Green Day (2004) American Idiot

Twenty years have gone so fast
Wake me up when September ends

È un anno di grandi celebrazioni, il 2024, per i Green Day. Compie infatti ben trent'anni "Dookie", per molti il capolavoro assoluto dei californiani, uno degli indiscutibili capisaldi del pop-punk, nonché uno dei dischi di genere più venduti della storia. Sono invece venti per questo "American Idiot", settimo disco del power trio, forse meno celebrato presso la critica dell'altro festeggiato, ma largamente responsabile dello status di classici ormai abbinato alla band di Billie Joe Armstrong nella memoria collettiva.
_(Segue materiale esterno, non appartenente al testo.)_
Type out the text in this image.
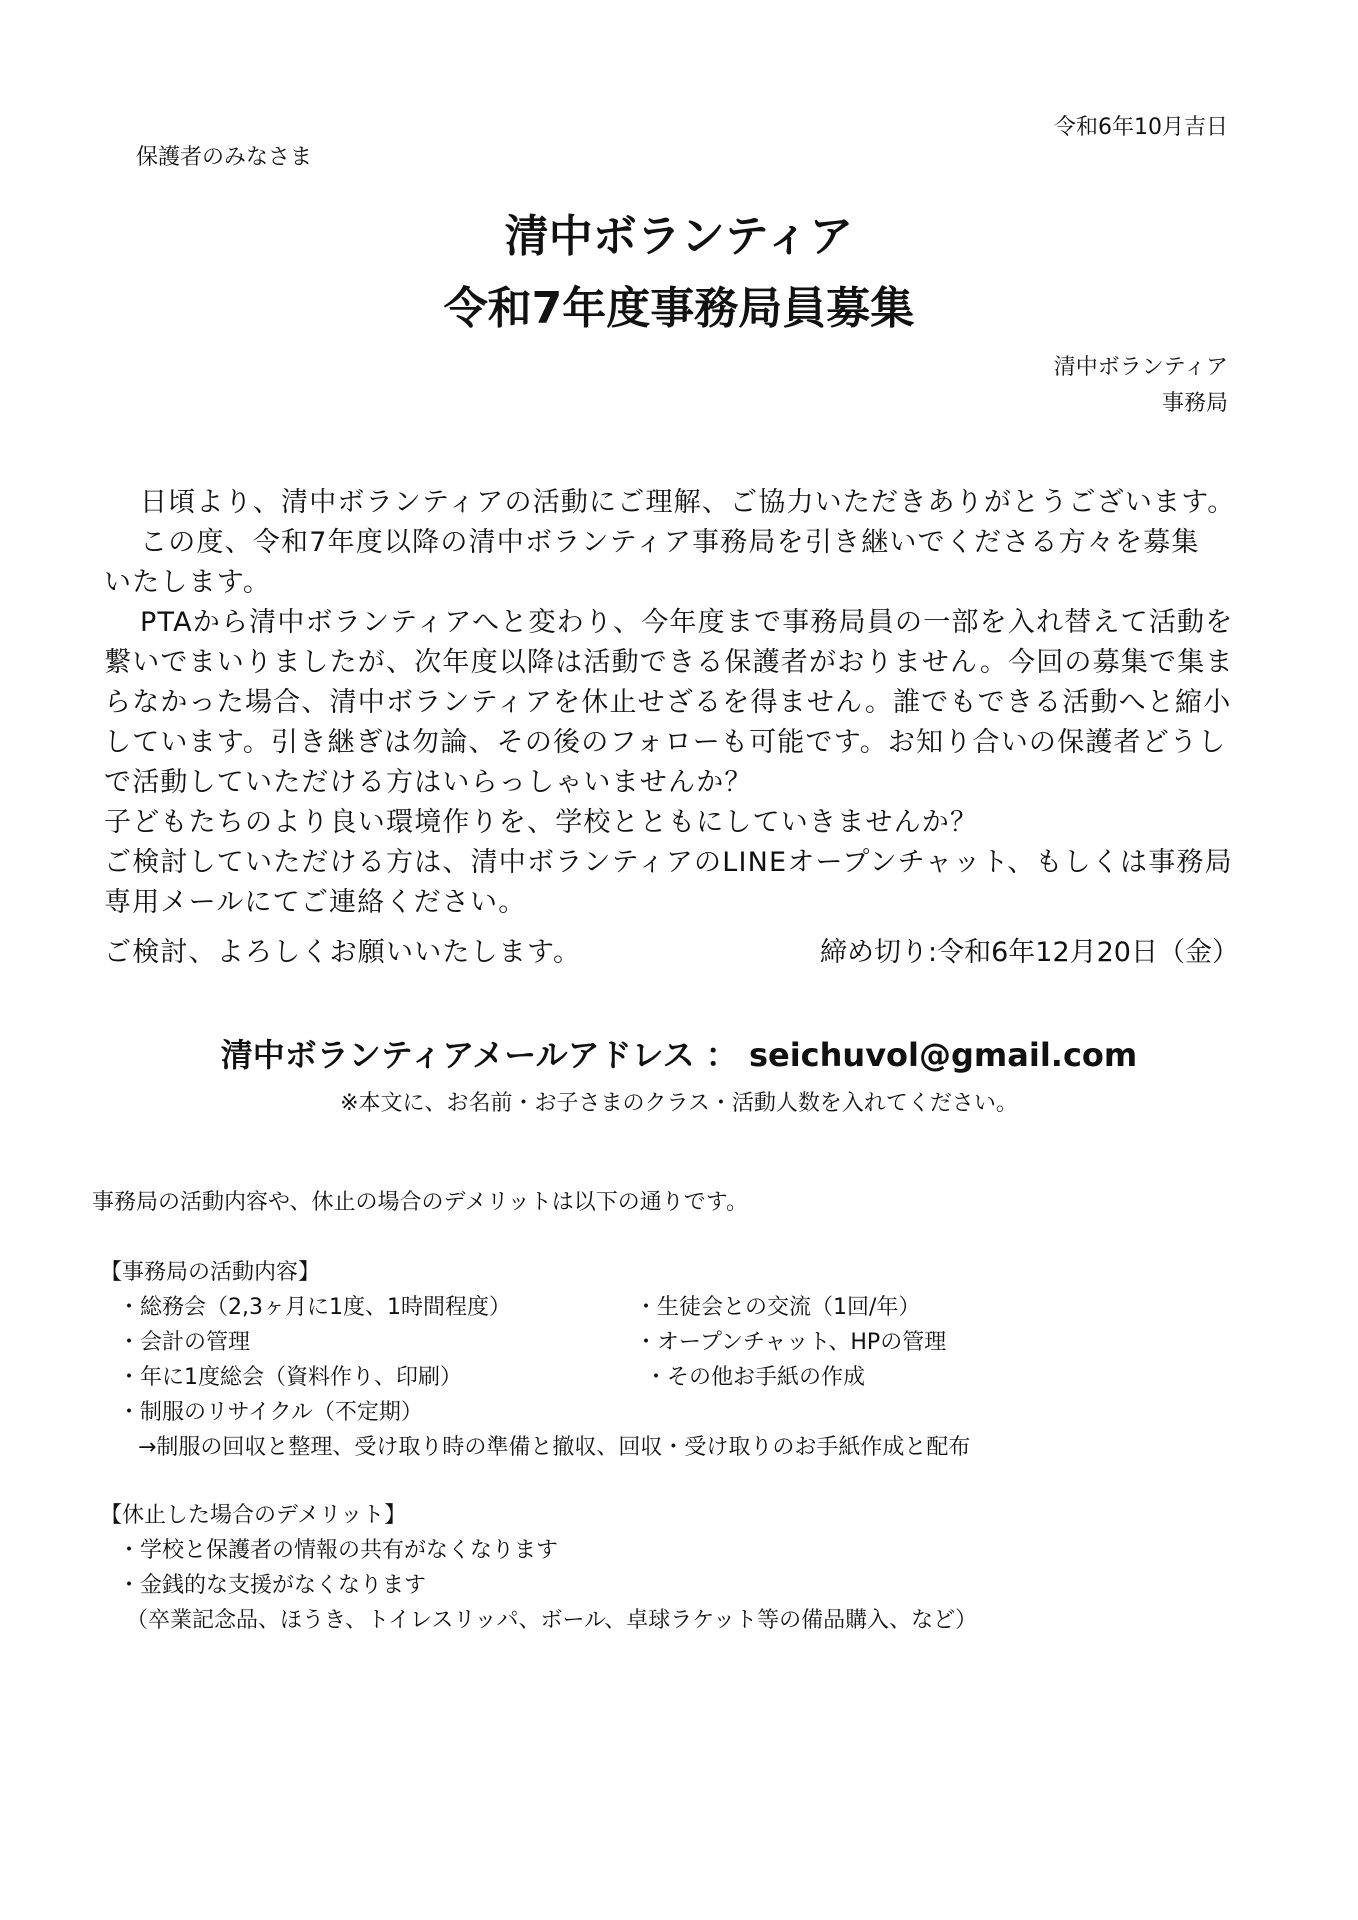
令和6年10月吉日
保護者のみなさま
清中ボランティア
令和7年度事務局員募集
清中ボランティア
事務局
日頃より、清中ボランティアの活動にご理解、ご協力いただきありがとうございます。
この度、令和7年度以降の清中ボランティア事務局を引き継いでくださる方々を募集
いたします。
PTAから清中ボランティアへと変わり、今年度まで事務局員の一部を入れ替えて活動を
繋いでまいりましたが、次年度以降は活動できる保護者がおりません。今回の募集で集ま
らなかった場合、清中ボランティアを休止せざるを得ません。誰でもできる活動へと縮小
しています。引き継ぎは勿論、その後のフォローも可能です。お知り合いの保護者どうし
で活動していただける方はいらっしゃいませんか？
子どもたちのより良い環境作りを、学校とともにしていきませんか？
ご検討していただける方は、清中ボランティアのLINEオープンチャット、もしくは事務局
専用メールにてご連絡ください。
ご検討、よろしくお願いいたします。	締め切り:令和6年12月20日（金）
清中ボランティアメールアドレス ： seichuvol@gmail.com
※本文に、お名前・お子さまのクラス・活動人数を入れてください。
事務局の活動内容や、休止の場合のデメリットは以下の通りです。
【事務局の活動内容】
・総務会（2,3ヶ月に1度、1時間程度）
・会計の管理
・年に1度総会（資料作り、印刷）
・制服のリサイクル（不定期）
→制服の回収と整理、受け取り時の準備と撤収、回収・受け取りのお手紙作成と配布
・生徒会との交流（1回/年）
・オープンチャット、HPの管理
・その他お手紙の作成
【休止した場合のデメリット】
・学校と保護者の情報の共有がなくなります
・金銭的な支援がなくなります
（卒業記念品、ほうき、トイレスリッパ、ボール、卓球ラケット等の備品購入、など）
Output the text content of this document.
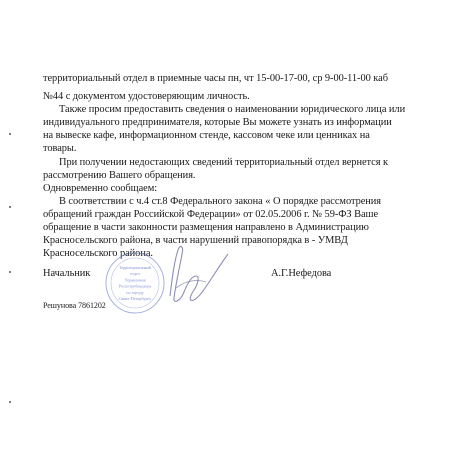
территориальный отдел в приемные часы пн, чт 15-00-17-00, ср 9-00-11-00 каб
№44 с документом удостоверяющим личность.
Также просим предоставить сведения о наименовании юридического лица или
индивидуального предпринимателя, которые Вы можете узнать из информации
на вывеске кафе, информационном стенде, кассовом чеке или ценниках на
товары.
При получении недостающих сведений территориальный отдел вернется к
рассмотрению Вашего обращения.
Одновременно сообщаем:
В соответствии с ч.4 ст.8 Федерального закона « О порядке рассмотрения
обращений граждан Российской Федерации» от 02.05.2006 г. № 59-ФЗ Ваше
обращение в части законности размещения направлено в Администрацию
Красносельского района, в части нарушений правопорядка в - УМВД
Красносельского района.
Начальник	А.Г.Нефедова
Решунова 7861202
Территориальный
отдел
Управления
Роспотребнадзора
по городу
Санкт-Петербургу
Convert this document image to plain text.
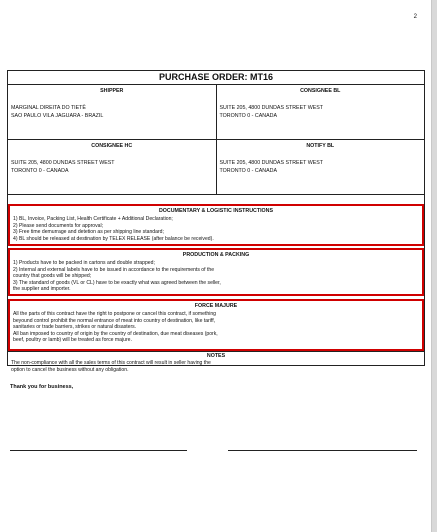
2
PURCHASE ORDER: MT16
SHIPPER
MARGINAL DIREITA DO TIETÊ
SAO PAULO VILA JAGUARA - BRAZIL
CONSIGNEE BL
SUITE 205, 4800 DUNDAS STREET WEST
TORONTO 0 - CANADA
CONSIGNEE HC
SUITE 205, 4800 DUNDAS STREET WEST
TORONTO 0 - CANADA
NOTIFY BL
SUITE 205, 4800 DUNDAS STREET WEST
TORONTO 0 - CANADA
DOCUMENTARY & LOGISTIC INSTRUCTIONS
1) BL, Invoice, Packing List, Health Certificate + Additional Declaration;
2) Please send documents for approval;
3) Free time demurrage and detetion as per shipping line standard;
4) BL should be released at destination by TELEX RELEASE (after balance be received).
PRODUCTION & PACKING
1) Products have to be packed in cartons and double strapped;
2) Internal and external labels have to be issued in accordance to the requirements of the
country that goods will be shipped;
3) The standard of goods (VL or CL) have to be exactly what was agreed between the seller,
the supplier and importer.
FORCE MAJURE
All the parts of this contract have the right to postpone or cancel this contract, if something
beyound control prohibit the normal entrance of meat into country of destination, like tariff,
sanitaries or trade barriers, strikes or natural disasters.
All ban imposed to country of origin by the country of destination, due meat diseases (pork,
beef, poultry or lamb) will be treated as force majure.
NOTES
The non-compliance with all the sales terms of this contract will result in seller having the
option to cancel the business without any obligation.
Thank you for business,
A confermare la caratura perlomeno analoga basterebbero già i dati di vendita dei due dischi, circa 15 milioni per "American Idiot" e circa 20 per "Dookie" - con il secondo avvantaggiato però non solo da ben dieci anni di permanenza sugli scaffali in più e dallo status di culto già all'epoca, ma anche da una data d'uscita in un periodo in cui il mercato discografico ancora non era in declino. In realtà, sotto diversi punti di vista, ad "American Idiot" si può attribuire una rilevanza addirittura maggiore.

I Green Day sono infatti una di quelle band "che vissero due volte". E con due vite non intendiamo semplicemente una durevolezza nel tempo, quella longevità e varietà creativa che ne hanno fatto senza ombra di dubbio la formazione più eminente dell'intero filone (non ce ne vogliano i guasconi Offspring e gli in fondo intramontabili Blink-182). Bensì la capacità di risultare davvero trans-generazionali, di segnare in egual modo almeno due schiere, distanti l'una dall'altra ben dieci anni, di giovani incavolati neri con società e classe politica. E di fare questo, per giunta, con due dischi di segno quasi opposto.

I Green Day di "Dookie" erano poco più che ventenni e utilizzavano talento melodico e riff punk per farsi beffe della classe agiata californiana, del capitalismo, dei politici e dello star system con irriverenza e simpatia, divertendosi come matti, senza mai prendersi troppo sul serio. Con la stessa attitudine, potremmo dire, delle scimmiette che sulla copertina del disco lanciano palle di merda sulla valley.

Dopo altri dischi di successo, tra i quali il mai troppo citato "Nimrod" e il già militante "Warning", con "American Idiot" tutto cambia. L'attitudine della band, i cui membri avevano ormai superato i trent'anni, muta radicalmente. Billie Joe, Mike e Tre continuano a vestire come dei punk, ma tra jeans scuri attillati, camicie nere, cravatte rosse, eyeliner nero marcato e cinturoni con le borchie, la loro sembra quasi un'uniforme. Lo stesso accadde ai palchi del mostruoso tour mondiale a supporto del lancio del disco: enormi bandiere rosse, loghi torreggianti su drappi neri degni di una campagna militare, con l'indimenticabile cuore a forma di granata della cover art a imperare ovunque.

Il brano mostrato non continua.